Today, the action platform consists of 61 Belgian organizations and has gathered more than 4,000 signatures and got 29 local authorities to sign a resolution demanding that Dexia break off its relations with the settlements and immediately stop financing the occupation.
“Guilty, but we won’t do it again”
For several months the Belgian government and Dexia management didn’t respond to the demands of the action platform. However, as the campaign started to receive more media coverage and the pressure started to rise, something changed. On 13 May, campaign activists were able to voice demands at the annual shareholders meeting of Dexia Group in Brussels.
In response, Jean-Luc Dehaene, chairman of the board of Dexia and former Belgian prime minister, admitted that the bank had been extending loans to Israeli colonies. He stressed however that, since September 2008, there has been no additional financing of these or other colonies.
Dehaene declared that no new loans will be granted to the settlements. He added that the credits and loans to the settlements that were granted before are in runoff and will no longer be prolonged; neither will they be replaced by similar loans.
“In the past, Dexia Israel granted 5 million euros of loans to the settlements; this was only one percent of the total budget of Dexia Israel.
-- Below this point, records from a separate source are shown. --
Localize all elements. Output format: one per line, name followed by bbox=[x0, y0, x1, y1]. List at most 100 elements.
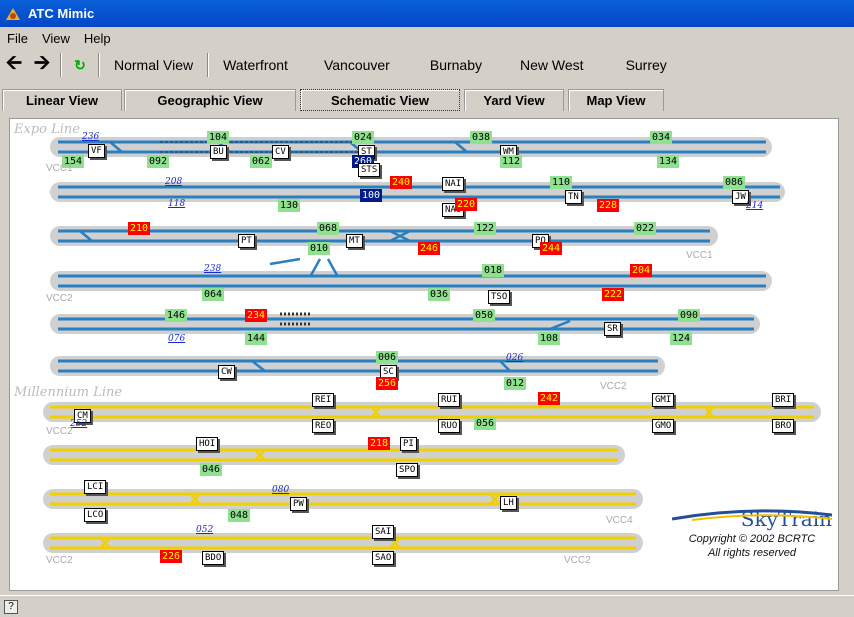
station-vf[interactable]: VF bbox=[88, 144, 105, 158]
block-056[interactable]: 056 bbox=[474, 417, 497, 430]
signal-236[interactable]: 236 bbox=[82, 132, 99, 142]
station-sr[interactable]: SR bbox=[604, 322, 621, 336]
signal-026[interactable]: 026 bbox=[506, 353, 523, 363]
station-cv[interactable]: CV bbox=[272, 145, 289, 159]
block-062[interactable]: 062 bbox=[250, 155, 273, 168]
block-244[interactable]: 244 bbox=[540, 242, 563, 255]
block-210[interactable]: 210 bbox=[128, 222, 151, 235]
station-mt[interactable]: MT bbox=[346, 234, 363, 248]
menu-help[interactable]: Help bbox=[77, 31, 118, 46]
station-bu[interactable]: BU bbox=[210, 145, 227, 159]
station-nai[interactable]: NAI bbox=[442, 177, 465, 191]
block-256[interactable]: 256 bbox=[376, 377, 399, 390]
block-012[interactable]: 012 bbox=[504, 377, 527, 390]
block-068[interactable]: 068 bbox=[317, 222, 340, 235]
station-rui[interactable]: RUI bbox=[438, 393, 461, 407]
tab-geographic-view[interactable]: Geographic View bbox=[124, 89, 296, 111]
station-pi[interactable]: PI bbox=[400, 437, 417, 451]
block-130[interactable]: 130 bbox=[278, 199, 301, 212]
waterfront-button[interactable]: Waterfront bbox=[213, 57, 314, 73]
station-pw[interactable]: PW bbox=[290, 497, 307, 511]
station-sao[interactable]: SAO bbox=[372, 551, 395, 565]
station-bro[interactable]: BRO bbox=[772, 419, 795, 433]
block-018[interactable]: 018 bbox=[482, 264, 505, 277]
block-240[interactable]: 240 bbox=[390, 176, 413, 189]
signal-214[interactable]: 214 bbox=[746, 201, 763, 211]
block-146[interactable]: 146 bbox=[165, 309, 188, 322]
block-122[interactable]: 122 bbox=[474, 222, 497, 235]
block-204[interactable]: 204 bbox=[630, 264, 653, 277]
block-234[interactable]: 234 bbox=[245, 309, 268, 322]
block-046[interactable]: 046 bbox=[200, 463, 223, 476]
tab-linear-view[interactable]: Linear View bbox=[2, 89, 122, 111]
block-006[interactable]: 006 bbox=[376, 351, 399, 364]
block-228[interactable]: 228 bbox=[597, 199, 620, 212]
signal-080[interactable]: 080 bbox=[272, 485, 289, 495]
tab-schematic-view[interactable]: Schematic View bbox=[300, 89, 460, 111]
block-010[interactable]: 010 bbox=[308, 242, 331, 255]
block-048[interactable]: 048 bbox=[228, 509, 251, 522]
block-110[interactable]: 110 bbox=[550, 176, 573, 189]
block-220[interactable]: 220 bbox=[455, 198, 478, 211]
block-050[interactable]: 050 bbox=[473, 309, 496, 322]
vancouver-button[interactable]: Vancouver bbox=[314, 57, 420, 73]
station-tso[interactable]: TSO bbox=[488, 290, 511, 304]
forward-arrow-icon[interactable]: 🡪 bbox=[28, 52, 56, 78]
burnaby-button[interactable]: Burnaby bbox=[420, 57, 510, 73]
signal-238[interactable]: 238 bbox=[204, 264, 221, 274]
surrey-button[interactable]: Surrey bbox=[616, 57, 677, 73]
back-arrow-icon[interactable]: 🡨 bbox=[0, 52, 28, 78]
block-134[interactable]: 134 bbox=[657, 155, 680, 168]
block-100[interactable]: 100 bbox=[360, 189, 383, 202]
station-ruo[interactable]: RUO bbox=[438, 419, 461, 433]
signal-076[interactable]: 076 bbox=[168, 334, 185, 344]
block-108[interactable]: 108 bbox=[538, 332, 561, 345]
block-112[interactable]: 112 bbox=[500, 155, 523, 168]
block-024[interactable]: 024 bbox=[352, 131, 375, 144]
block-222[interactable]: 222 bbox=[602, 288, 625, 301]
block-124[interactable]: 124 bbox=[670, 332, 693, 345]
menu-file[interactable]: File bbox=[0, 31, 35, 46]
block-034[interactable]: 034 bbox=[650, 131, 673, 144]
help-icon[interactable]: ? bbox=[4, 599, 18, 614]
station-bdo[interactable]: BDO bbox=[202, 551, 225, 565]
tab-map-view[interactable]: Map View bbox=[568, 89, 664, 111]
block-144[interactable]: 144 bbox=[245, 332, 268, 345]
block-226[interactable]: 226 bbox=[160, 550, 183, 563]
station-hoi[interactable]: HOI bbox=[196, 437, 219, 451]
station-cw[interactable]: CW bbox=[218, 365, 235, 379]
block-064[interactable]: 064 bbox=[202, 288, 225, 301]
station-lci[interactable]: LCI bbox=[84, 480, 107, 494]
signal-118[interactable]: 118 bbox=[168, 199, 185, 209]
station-tn[interactable]: TN bbox=[565, 190, 582, 204]
block-086[interactable]: 086 bbox=[723, 176, 746, 189]
station-pt[interactable]: PT bbox=[238, 234, 255, 248]
station-gmo[interactable]: GMO bbox=[652, 419, 675, 433]
signal-052[interactable]: 052 bbox=[196, 525, 213, 535]
block-092[interactable]: 092 bbox=[147, 155, 170, 168]
block-218[interactable]: 218 bbox=[368, 437, 391, 450]
tab-yard-view[interactable]: Yard View bbox=[464, 89, 564, 111]
station-gmi[interactable]: GMI bbox=[652, 393, 675, 407]
title-bar[interactable]: ATC Mimic bbox=[0, 0, 854, 27]
block-242[interactable]: 242 bbox=[538, 392, 561, 405]
station-sai[interactable]: SAI bbox=[372, 525, 395, 539]
menu-view[interactable]: View bbox=[35, 31, 77, 46]
station-rei[interactable]: REI bbox=[312, 393, 335, 407]
block-246[interactable]: 246 bbox=[418, 242, 441, 255]
block-104[interactable]: 104 bbox=[207, 131, 230, 144]
block-090[interactable]: 090 bbox=[678, 309, 701, 322]
block-022[interactable]: 022 bbox=[634, 222, 657, 235]
station-reo[interactable]: REO bbox=[312, 419, 335, 433]
station-sts[interactable]: STS bbox=[358, 163, 381, 177]
signal-208[interactable]: 208 bbox=[165, 177, 182, 187]
refresh-icon[interactable]: ↻ bbox=[66, 52, 94, 78]
new-west-button[interactable]: New West bbox=[510, 57, 616, 73]
station-lh[interactable]: LH bbox=[500, 496, 517, 510]
station-lco[interactable]: LCO bbox=[84, 508, 107, 522]
station-spo[interactable]: SPO bbox=[396, 463, 419, 477]
normal-view-button[interactable]: Normal View bbox=[104, 57, 203, 73]
block-036[interactable]: 036 bbox=[428, 288, 451, 301]
station-bri[interactable]: BRI bbox=[772, 393, 795, 407]
block-038[interactable]: 038 bbox=[470, 131, 493, 144]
The loans to the Jerusalem municipality are not included in this amount, as Dexia Group feels that Jerusalem is not contested territory,” Dehaene stated.
However, East Jerusalem is considered occupied territory under international law. Israel unilaterally annexed East Jerusalem in June 1967, and extended Israeli law, jurisdiction and administration to this part of the city. In response, the United Nations Security Council adopted Resolution 252 stating that it “Considers that all legislative measures by Israel, including expropriation of land and properties thereon, which tend to change the legal status of Jerusalem … invalid and cannot change that status.”
In 1980 Israel declared Jerusalem the capital of Israel, including East Jerusalem. That same year the UN Security Council adopted Resolution 476, in which the Security Council “Reconfirms that all legislative and administrative measures and actions taken by Israel, the occupying Power, which purport to alter the character and status of Jerusalem have no legal validity and constitute a flagrant violation of the Geneva Convention relative to the Protection of Civilian Persons in Time of War and also constitute a serious obstruction to achieving a comprehensive, just and lasting peace in the Middle East.”
Dexia’s financial support to the municipality of Jerusalem can be considered support to the colonization of East Jerusalem.
Dehaene also stated that the activities of Dexia Israel no longer belong to the core business of Dexia Group, stating: “Don’t be surprised [if] at one point, Dexia Group will sell Dexia Israel.”
The campaign has been fruitful already, but this is not the end.
According to Mario Franssen, spokesperson of the action platform, the campaign will continue until Dexia has officially declared — and provided the proof for — a full stop of settlement funding, including the disputed loans to Jerusalem. Franssen explains that the action platform is not yet satisfied, but these concessions from Dexia are a good start. “We are still demanding a full and immediate stop of all connections between Dexia and the colonies. Dexia is guilty of financing the occupation, and this has to end,” Franssen added.